Fuori di Juve, nella serata di Radio Bianconera, è intervenuto Piero Calabrò, ex magistrato e noto tifoso della Vecchia Signora. Che sulla situazione attuale ha detto: "Le colpe? Parlare oggi pare anche facile, ma scrissi un articolo molto simile a quello pubblicato oggi su TuttoSport nell'ottobre 2025, e dissi che la proprietà sceglie chi guida, ma che senso ha scegliere per la Juve persone prive di competenza ad alti livelli e di Serie A? I calciatori in un club sono sempre quasi 30, i dirigenti sono uno o due e se li sbagli è un vero problema. Paratici, Marotta, potevano sbagliare, ma un'intera rosa ci devi mettere davvero del tuo e non è tollerabile a questi livelli". 
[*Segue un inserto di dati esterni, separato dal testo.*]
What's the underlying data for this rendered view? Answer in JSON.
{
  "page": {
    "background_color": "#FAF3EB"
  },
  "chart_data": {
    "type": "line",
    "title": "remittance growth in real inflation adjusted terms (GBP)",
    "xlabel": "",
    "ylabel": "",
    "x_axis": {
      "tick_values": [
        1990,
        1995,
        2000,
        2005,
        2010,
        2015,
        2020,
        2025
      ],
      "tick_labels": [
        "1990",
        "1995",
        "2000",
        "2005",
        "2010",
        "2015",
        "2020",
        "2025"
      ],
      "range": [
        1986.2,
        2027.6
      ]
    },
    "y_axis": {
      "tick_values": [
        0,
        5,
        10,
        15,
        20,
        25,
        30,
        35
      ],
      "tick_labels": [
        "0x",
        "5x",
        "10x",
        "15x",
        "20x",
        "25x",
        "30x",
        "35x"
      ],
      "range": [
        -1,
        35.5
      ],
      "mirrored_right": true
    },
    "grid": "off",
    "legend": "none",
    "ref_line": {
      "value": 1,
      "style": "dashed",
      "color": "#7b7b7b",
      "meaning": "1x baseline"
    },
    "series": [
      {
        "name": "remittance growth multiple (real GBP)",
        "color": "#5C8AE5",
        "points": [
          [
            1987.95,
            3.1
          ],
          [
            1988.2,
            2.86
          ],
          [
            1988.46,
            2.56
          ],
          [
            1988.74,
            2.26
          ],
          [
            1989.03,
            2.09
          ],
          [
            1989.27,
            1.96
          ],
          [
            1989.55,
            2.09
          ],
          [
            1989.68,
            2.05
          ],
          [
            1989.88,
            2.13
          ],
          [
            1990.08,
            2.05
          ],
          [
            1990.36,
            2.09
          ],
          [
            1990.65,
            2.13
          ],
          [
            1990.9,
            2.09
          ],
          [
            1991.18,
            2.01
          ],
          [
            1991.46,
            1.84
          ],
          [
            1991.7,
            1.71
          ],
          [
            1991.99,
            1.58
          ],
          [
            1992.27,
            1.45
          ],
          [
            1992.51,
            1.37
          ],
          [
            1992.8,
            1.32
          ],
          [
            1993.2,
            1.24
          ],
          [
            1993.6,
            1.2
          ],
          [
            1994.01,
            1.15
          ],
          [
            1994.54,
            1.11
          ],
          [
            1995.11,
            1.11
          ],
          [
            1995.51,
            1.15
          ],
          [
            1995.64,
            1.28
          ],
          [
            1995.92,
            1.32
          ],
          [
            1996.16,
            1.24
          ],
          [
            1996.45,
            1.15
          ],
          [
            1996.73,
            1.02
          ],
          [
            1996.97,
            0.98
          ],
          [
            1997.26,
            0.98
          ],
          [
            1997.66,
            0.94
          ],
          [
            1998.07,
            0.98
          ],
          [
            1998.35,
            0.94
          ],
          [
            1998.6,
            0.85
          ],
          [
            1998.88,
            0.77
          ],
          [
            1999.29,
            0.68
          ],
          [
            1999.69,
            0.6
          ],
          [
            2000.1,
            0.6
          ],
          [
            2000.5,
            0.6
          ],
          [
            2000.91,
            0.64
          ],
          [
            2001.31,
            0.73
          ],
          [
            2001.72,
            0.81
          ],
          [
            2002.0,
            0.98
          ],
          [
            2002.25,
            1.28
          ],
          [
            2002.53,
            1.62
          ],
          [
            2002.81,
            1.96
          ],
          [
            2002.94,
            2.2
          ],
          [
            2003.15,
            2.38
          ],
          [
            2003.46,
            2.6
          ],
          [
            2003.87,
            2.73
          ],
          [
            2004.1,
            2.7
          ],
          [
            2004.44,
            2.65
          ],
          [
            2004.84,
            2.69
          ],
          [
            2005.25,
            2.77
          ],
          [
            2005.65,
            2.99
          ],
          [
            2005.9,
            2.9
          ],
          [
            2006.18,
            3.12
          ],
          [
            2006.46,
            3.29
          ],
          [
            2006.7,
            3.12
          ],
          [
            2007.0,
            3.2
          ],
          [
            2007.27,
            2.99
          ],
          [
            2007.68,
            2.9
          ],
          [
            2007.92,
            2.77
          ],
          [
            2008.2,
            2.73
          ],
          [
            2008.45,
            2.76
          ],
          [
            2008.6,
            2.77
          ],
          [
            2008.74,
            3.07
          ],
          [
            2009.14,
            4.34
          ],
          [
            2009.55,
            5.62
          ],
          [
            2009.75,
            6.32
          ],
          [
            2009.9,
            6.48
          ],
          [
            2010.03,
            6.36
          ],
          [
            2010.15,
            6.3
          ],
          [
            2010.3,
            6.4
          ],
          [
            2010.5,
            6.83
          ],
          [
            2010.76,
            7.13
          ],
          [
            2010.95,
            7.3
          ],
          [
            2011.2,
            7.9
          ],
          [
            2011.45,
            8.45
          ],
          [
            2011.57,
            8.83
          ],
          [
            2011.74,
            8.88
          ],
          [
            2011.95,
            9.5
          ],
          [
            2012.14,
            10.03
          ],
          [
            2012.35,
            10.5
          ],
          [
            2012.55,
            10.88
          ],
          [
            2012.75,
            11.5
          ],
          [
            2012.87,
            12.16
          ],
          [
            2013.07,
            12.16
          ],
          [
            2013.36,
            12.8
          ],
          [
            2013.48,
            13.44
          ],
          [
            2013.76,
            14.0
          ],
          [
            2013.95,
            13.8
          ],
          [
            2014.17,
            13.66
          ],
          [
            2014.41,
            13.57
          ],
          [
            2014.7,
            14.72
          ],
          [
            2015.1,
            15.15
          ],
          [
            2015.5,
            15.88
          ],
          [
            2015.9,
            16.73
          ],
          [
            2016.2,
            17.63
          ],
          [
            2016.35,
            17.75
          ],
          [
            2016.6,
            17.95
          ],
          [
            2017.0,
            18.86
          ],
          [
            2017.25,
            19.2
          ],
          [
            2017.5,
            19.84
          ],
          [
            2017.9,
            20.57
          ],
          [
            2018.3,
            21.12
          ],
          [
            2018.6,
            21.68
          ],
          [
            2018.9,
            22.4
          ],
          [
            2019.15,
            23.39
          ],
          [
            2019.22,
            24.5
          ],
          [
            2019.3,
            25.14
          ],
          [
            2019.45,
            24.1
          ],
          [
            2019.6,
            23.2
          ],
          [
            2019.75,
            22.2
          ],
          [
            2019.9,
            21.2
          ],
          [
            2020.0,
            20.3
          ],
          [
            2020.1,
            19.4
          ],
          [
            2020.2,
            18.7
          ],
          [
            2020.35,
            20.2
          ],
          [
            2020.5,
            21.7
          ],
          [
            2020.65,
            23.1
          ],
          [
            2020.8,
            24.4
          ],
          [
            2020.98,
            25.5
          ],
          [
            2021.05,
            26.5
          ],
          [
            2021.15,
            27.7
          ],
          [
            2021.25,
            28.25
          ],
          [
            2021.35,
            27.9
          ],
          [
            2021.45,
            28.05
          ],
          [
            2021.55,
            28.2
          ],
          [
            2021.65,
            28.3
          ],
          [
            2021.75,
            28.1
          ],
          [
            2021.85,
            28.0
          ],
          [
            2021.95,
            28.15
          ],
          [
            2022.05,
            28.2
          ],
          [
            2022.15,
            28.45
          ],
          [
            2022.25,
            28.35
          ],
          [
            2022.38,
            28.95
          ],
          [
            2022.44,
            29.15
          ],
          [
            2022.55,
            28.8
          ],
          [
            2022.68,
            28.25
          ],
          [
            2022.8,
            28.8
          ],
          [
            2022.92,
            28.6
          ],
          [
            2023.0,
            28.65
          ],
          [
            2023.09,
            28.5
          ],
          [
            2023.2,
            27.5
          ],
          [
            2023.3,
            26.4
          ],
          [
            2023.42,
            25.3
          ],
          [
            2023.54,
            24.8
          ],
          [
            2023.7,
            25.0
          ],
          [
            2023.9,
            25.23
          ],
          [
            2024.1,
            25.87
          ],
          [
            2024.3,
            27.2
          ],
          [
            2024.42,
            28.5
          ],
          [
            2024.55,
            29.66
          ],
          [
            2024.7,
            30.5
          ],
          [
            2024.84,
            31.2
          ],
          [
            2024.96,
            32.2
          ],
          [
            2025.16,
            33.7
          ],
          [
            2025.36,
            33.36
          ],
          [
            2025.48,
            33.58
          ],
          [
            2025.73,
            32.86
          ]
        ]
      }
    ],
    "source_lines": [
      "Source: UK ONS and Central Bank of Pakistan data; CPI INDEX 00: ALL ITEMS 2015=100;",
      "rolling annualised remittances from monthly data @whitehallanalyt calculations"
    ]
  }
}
E ha continuato: "Spalletti se parla con Elkann a fine stagione è già tardi, perché si costruisce ora. Comolli non lo avrei neanche preso, ma l'ho detto l'anno scorso, quando arrivò Spalletti. Un allenatore non può essere la panacea di tutti i mali. Può fare la differenza se ha un gruppo che può arrivare a certi risultati. Non ci vuole un grande dirigente per capire che se serviva uno solo a gennaio, serviva un attaccante e investire su quello. Qualunque dirigente avveduto lo avrebbe fatto. Non è che hai risparmiato così tanti quattrini non facendo questa operazione, perchè se perdi la Champions...".

Mentre sul tecnico, Calabrò ha detto: "Tutte le cose devono partire dalla testa. Devi scegliere un vero dirigente. Elkann è un capitano d'industria, negli ultimi anni nemmeno di tanto successo. Di proprietari capaci di fare anche i dirigenti sportivi se ne contano pochi. La proprietà deve scegliere il livello che deve supportare un dirigente della Juve. E poi sarà questo dirigente, da Juve, che dovrà scegliere se Spalletti è l'uomo giusto o meno. O se deve tornare Conte, o arrivare a Guardiola. Le cose vanno fatte con una certa razionalità. Spalletti ha dimostrato di essere un allenatore di livello. Quando Moggi era dg della Juve per il dopo-Lippi pensò a Spalletti, che era ancora all'Udinese. E me ne parlò in modo entusiasmante. Poi la proprietà scelse una sicurezza come Capello. Il destino Spalletti-Juve era già segnato quindi...Però ripeto, tutto deve essere dentro un progetto".

Mentre sul possibile nuovo dirigente 'forte' ha ammesso: "In tutta sincerità sul mercato di liberi non ne vedo, ma peggio di Comolli è difficile trovare. Me ne dispiaccio, perché speravo potesse funzionare. Nel modo in cui sta finendo la stagione, un elemento positivo c'è. Ora si è costretti a fare chiarezza, perché col quarto posto nulla sarebbe cambiato". 

Poi ha chiuso dicendo: "Terrei Vlahovic ma come attaccante di riserva e non titolare. Mercato? Servono più di 2-3 innesti. A partire dal portiere, poi almeno due forti difensori, un vero regista di centrocampo e un incontrista, perché Locatelli si sta snaturando nel fare entrambi, un trequartista che sappia imbucare la palla, e una punta forte. La Juve deve scegliere: o galleggiare o fare un mega-investimento".